How Effective Are Different Welfare-to-Work Approaches? Five-Year Adult and Child Impacts for Eleven Programs. Key Findings


  • The majority of control group respondents, ranging from 72 percent in Atlanta to 81 percent in Portland, had health coverage at the end of year 5. Most control group members had coverage through public sources, such as Medicaid or other public programs, rather than employer-provided or other private sources. Children in the control group were somewhat more likely to have coverage than adults, owing to the greater number of public health programs available to low-income children. Coverage rates for children ranged from 80 percent in Portland to 85 percent in Atlanta.
  • Employment did not guarantee coverage: About 20 to 30 percent of individuals in the control groups who were working did not have health coverage. Among those who were working and did have coverage, between 40 and 60 percent obtained it from their employers.

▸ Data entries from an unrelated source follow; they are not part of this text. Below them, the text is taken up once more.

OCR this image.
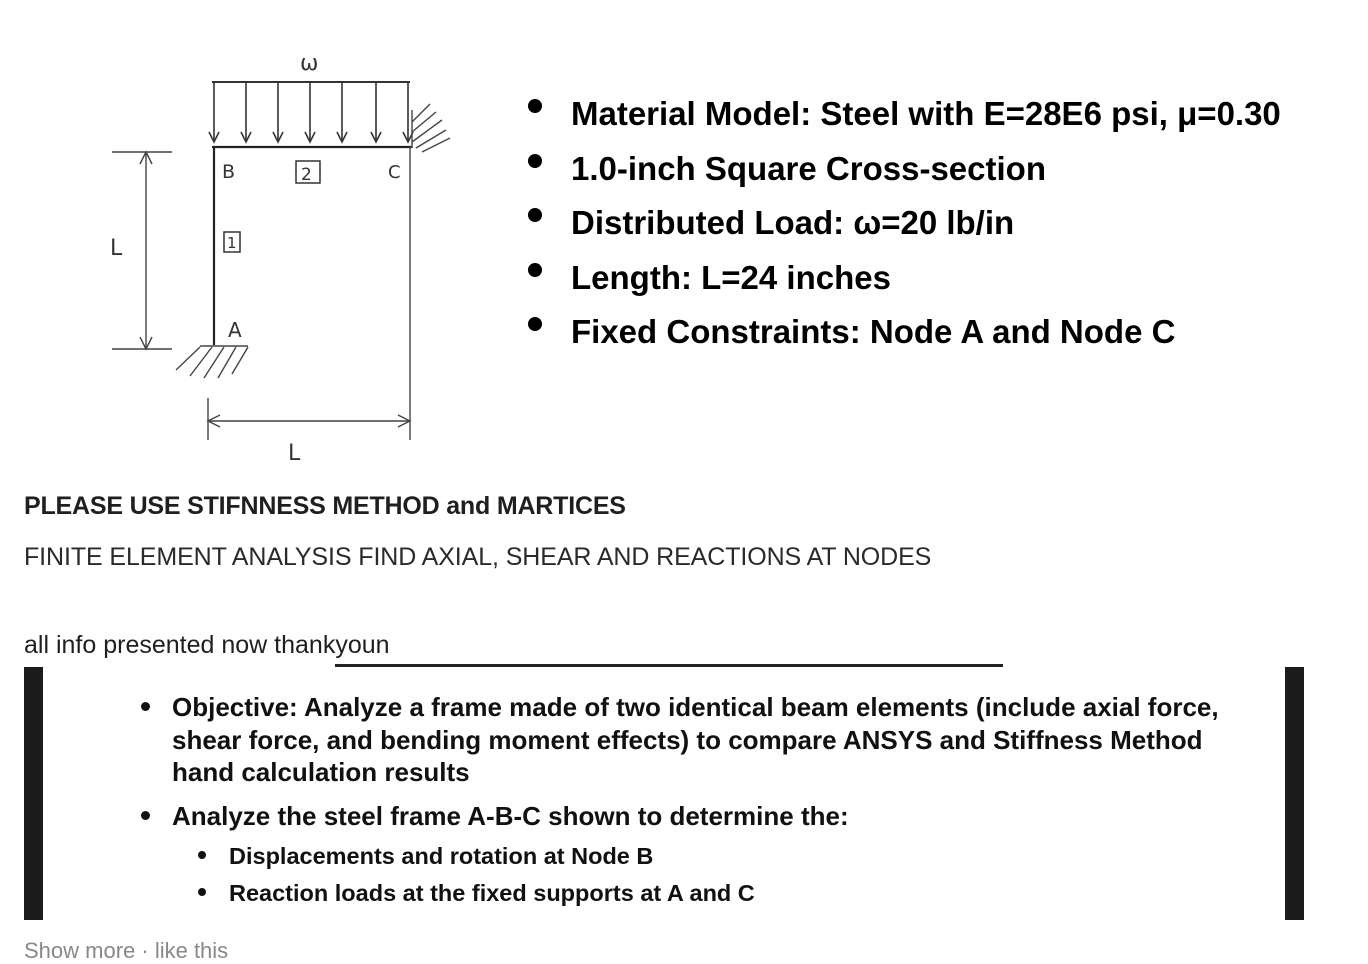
ω
L
L
B	C
A
2
1
Material Model: Steel with E=28E6 psi, μ=0.30
1.0-inch Square Cross-section
Distributed Load: ω=20 lb/in
Length: L=24 inches
Fixed Constraints: Node A and Node C
PLEASE USE STIFNNESS METHOD and MARTICES
FINITE ELEMENT ANALYSIS FIND AXIAL, SHEAR AND REACTIONS AT NODES
all info presented now thankyoun
Objective: Analyze a frame made of two identical beam elements (include axial force, shear force, and bending moment effects) to compare ANSYS and Stiffness Method hand calculation results
Analyze the steel frame A-B-C shown to determine the:
Displacements and rotation at Node B
Reaction loads at the fixed supports at A and C
Show more · like this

  • Between 20 and 30 percent of adults in the control groups did not have health care coverage at the end of year 5. This indicates that many of those who left welfare for work were not able to replace Medicaid with private coverage once their transitional benefits expired. Control group respondents without coverage were just as likely as those with coverage to have been working at the end of the five-year follow-up, but they were much less likely to have been offered coverage through their jobs.
  • None of the programs had a statistically significant impact on coverage for adults or children. There is some evidence that because the programs increased employment, they may have led to a shift from public to private coverage. In all seven programs, program group respondents were more likely than those in the control group to have private health care coverage at the end of year 5 and less likely (in six of seven programs) to have publicly funded coverage, although these differences were not statistically significant.
  • Not all families eligible for Transitional Medicaid received it. Only about 60 to 75 percent of control group members who left welfare for work received Transitional Medicaid during the five-year follow-up period. Most of the programs increased the use of Transitional Medicaid, although only the impacts in Riverside LFA and HCD were statistically significant. The effect in these two programs is due to the fact that they increased the number of individuals who were eligible (those who left welfare for work) and slightly increased use among those who were eligible.